Thursday, June 11, 2009

Email From My Dad: On Cancer Treatment

Hi Dave:

I have written to you about your Mom.

About you then...

Your comments and hard positions relative to your health do not surprise, but they do sadden me. You are right to say on some things we will never agree. I don't like cirrhosis, but you address cancer, so let's talk about cander with cirrhosis hidden in our back pocket.

Let me quote a poem I read recently, written by a person 13 years after her first diagnosis of breast cancer, and following recurrence:

Oh, you evil thing!
How dare you!
You invade my body
But not my soul.

You may claim my breast
but not my spirit.

You lurk in unknown places
Waiting to spring
Waiting to grow.I will fight you
To my last breath
You may try to rape me of
my life.

But I will fight you
You will try to overcome me
But I know what you are?

You are cancer
And you will not win!

Thirteen years later, I am still winning and still smiling. There is life after cancer.

Pat Gallant
Miscouche, PEI

In a separate article she writes: I have cancer, it does not have me.

It came, I dealt with it. It came knocking once more. I dealt with it once more.

Cancer that dreaded word. I learned all I could about it. It is not an instant death sentence. But it can be, if not caught in time. I talked about it to anyone who would listen, but I did not worry about it. I live my life knowing it is always lurking in the shadows waiting to pounce. "Surpise, I am back!"

My perspective on life has changed. The cliches "Don't sweat the small stuff. One day at a time. Don't count the days...make the days count." These are what I live by.

I realized I wanted to do something for others so I began volunteering at our local ospital. I feel that in some small way I am contribvuting to the lives of others who are also dealing or living with this disease. I've learnedit arrives in your life, turns it upside down, then quietly lurks in your mind forever. Bit it did't take over my life. I wouldn't let it.

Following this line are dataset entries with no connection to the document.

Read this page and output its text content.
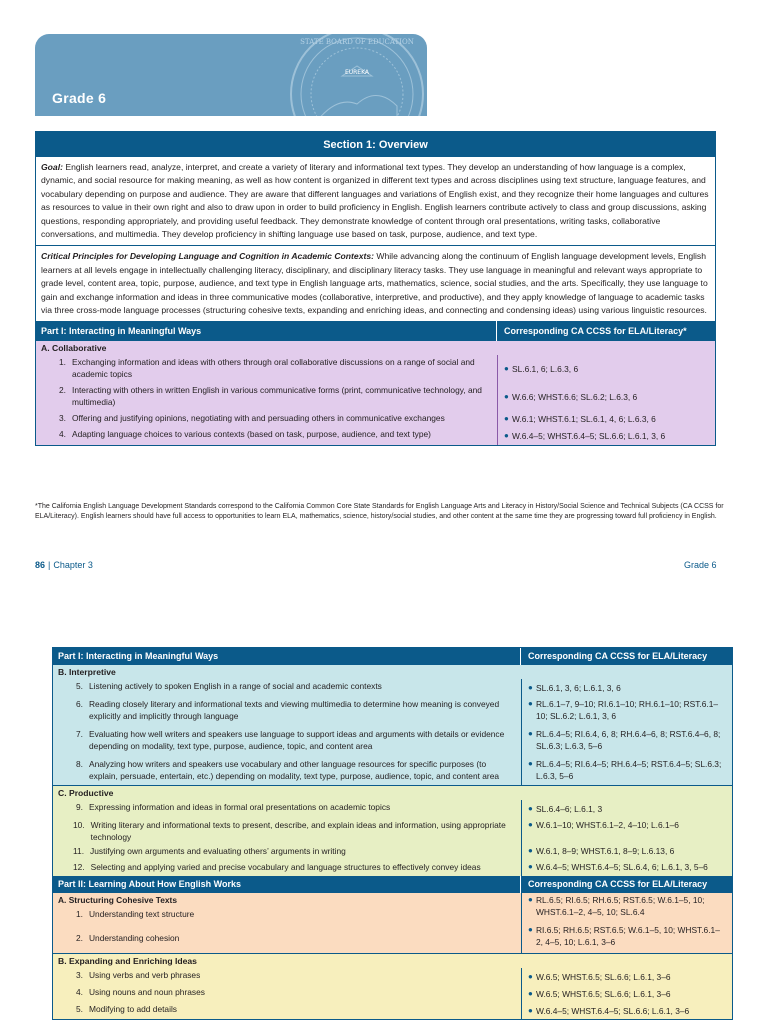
EUREKA
STATE BOARD OF EDUCATION
Grade 6
Section 1: Overview
Goal: English learners read, analyze, interpret, and create a variety of literary and informational text types. They develop an understanding of how language is a complex, dynamic, and social resource for making meaning, as well as how content is organized in different text types and across disciplines using text structure, language features, and vocabulary depending on purpose and audience. They are aware that different languages and variations of English exist, and they recognize their home languages and cultures as resources to value in their own right and also to draw upon in order to build proficiency in English. English learners contribute actively to class and group discussions, asking questions, responding appropriately, and providing useful feedback. They demonstrate knowledge of content through oral presentations, writing tasks, collaborative conversations, and multimedia. They develop proficiency in shifting language use based on task, purpose, audience, and text type.
Critical Principles for Developing Language and Cognition in Academic Contexts: While advancing along the continuum of English language development levels, English learners at all levels engage in intellectually challenging literacy, disciplinary, and disciplinary literacy tasks. They use language in meaningful and relevant ways appropriate to grade level, content area, topic, purpose, audience, and text type in English language arts, mathematics, science, social studies, and the arts. Specifically, they use language to gain and exchange information and ideas in three communicative modes (collaborative, interpretive, and productive), and they apply knowledge of language to academic tasks via three cross-mode language processes (structuring cohesive texts, expanding and enriching ideas, and connecting and condensing ideas) using various linguistic resources.
Part I: Interacting in Meaningful Ways	Corresponding CA CCSS for ELA/Literacy*
A. Collaborative
1. Exchanging information and ideas with others through oral collaborative discussions on a range of social and academic topics
● SL.6.1, 6; L.6.3, 6
2. Interacting with others in written English in various communicative forms (print, communicative technology, and multimedia)
● W.6.6; WHST.6.6; SL.6.2; L.6.3, 6
3. Offering and justifying opinions, negotiating with and persuading others in communicative exchanges	● W.6.1; WHST.6.1; SL.6.1, 4, 6; L.6.3, 6
4. Adapting language choices to various contexts (based on task, purpose, audience, and text type)	● W.6.4–5; WHST.6.4–5; SL.6.6; L.6.1, 3, 6
*The California English Language Development Standards correspond to the California Common Core State Standards for English Language Arts and Literacy in History/Social Science and Technical Subjects (CA CCSS for ELA/Literacy). English learners should have full access to opportunities to learn ELA, mathematics, science, history/social studies, and other content at the same time they are progressing toward full proficiency in English.
86 | Chapter 3	Grade 6
Part I: Interacting in Meaningful Ways	Corresponding CA CCSS for ELA/Literacy
B. Interpretive
5. Listening actively to spoken English in a range of social and academic contexts	● SL.6.1, 3, 6; L.6.1, 3, 6
6. Reading closely literary and informational texts and viewing multimedia to determine how meaning is conveyed explicitly and implicitly through language
● RL.6.1–7, 9–10; RI.6.1–10; RH.6.1–10; RST.6.1–10; SL.6.2; L.6.1, 3, 6
7. Evaluating how well writers and speakers use language to support ideas and arguments with details or evidence depending on modality, text type, purpose, audience, topic, and content area
● RL.6.4–5; RI.6.4, 6, 8; RH.6.4–6, 8; RST.6.4–6, 8; SL.6.3; L.6.3, 5–6
8. Analyzing how writers and speakers use vocabulary and other language resources for specific purposes (to explain, persuade, entertain, etc.) depending on modality, text type, purpose, audience, topic, and content area
● RL.6.4–5; RI.6.4–5; RH.6.4–5; RST.6.4–5; SL.6.3; L.6.3, 5–6
C. Productive
9. Expressing information and ideas in formal oral presentations on academic topics	● SL.6.4–6; L.6.1, 3
10. Writing literary and informational texts to present, describe, and explain ideas and information, using appropriate technology
● W.6.1–10; WHST.6.1–2, 4–10; L.6.1–6
11. Justifying own arguments and evaluating others’ arguments in writing	● W.6.1, 8–9; WHST.6.1, 8–9; L.6.13, 6
12. Selecting and applying varied and precise vocabulary and language structures to effectively convey ideas	● W.6.4–5; WHST.6.4–5; SL.6.4, 6; L.6.1, 3, 5–6
Part II: Learning About How English Works	Corresponding CA CCSS for ELA/Literacy
A. Structuring Cohesive Texts
1. Understanding text structure
● RL.6.5; RI.6.5; RH.6.5; RST.6.5; W.6.1–5, 10; WHST.6.1–2, 4–5, 10; SL.6.4
2. Understanding cohesion
● RI.6.5; RH.6.5; RST.6.5; W.6.1–5, 10; WHST.6.1–2, 4–5, 10; L.6.1, 3–6
B. Expanding and Enriching Ideas
3. Using verbs and verb phrases	● W.6.5; WHST.6.5; SL.6.6; L.6.1, 3–6
4. Using nouns and noun phrases	● W.6.5; WHST.6.5; SL.6.6; L.6.1, 3–6
5. Modifying to add details	● W.6.4–5; WHST.6.4–5; SL.6.6; L.6.1, 3–6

It has changed me physcially but made me stronger emotionally.

Some worry constantly; some forget about it, and move on. I tend to keep alert, do my check-ups and will deal when and if it comes back again. Life is too precious to waste on waiting and fearing the other shoe will dropl

Live, love, laugh and appreciate those you love and htose who supported you in those times of need.

.........................................

Your Mom has a differing view to such things than I do David. She tends to think "What will be will be," and some days that seems like good thinking. But on most days it makes me furious, and sick to my stomach. Life is precious. You are dead a long long time. One fights for every moment or should. Determination and grit - are they the same?...a will to face it down and do what has to be done...comply with the changes and do them religiously all the rest of your life. It can make a difference against all the odds - , any doctor will tell you how important the will to live can be in a life and death struggle. produce in the face of long odds.

Cancer treatment (as are many other treatments for other diseases)have evolved to a point where the surviving numbers are very different than once they were, especially with early detection.

A close extended family member said he would never face radiation or chemo...never he roared..but he changed his mind with the chips down...unfortunately he left it late in the day ..and now one wonders.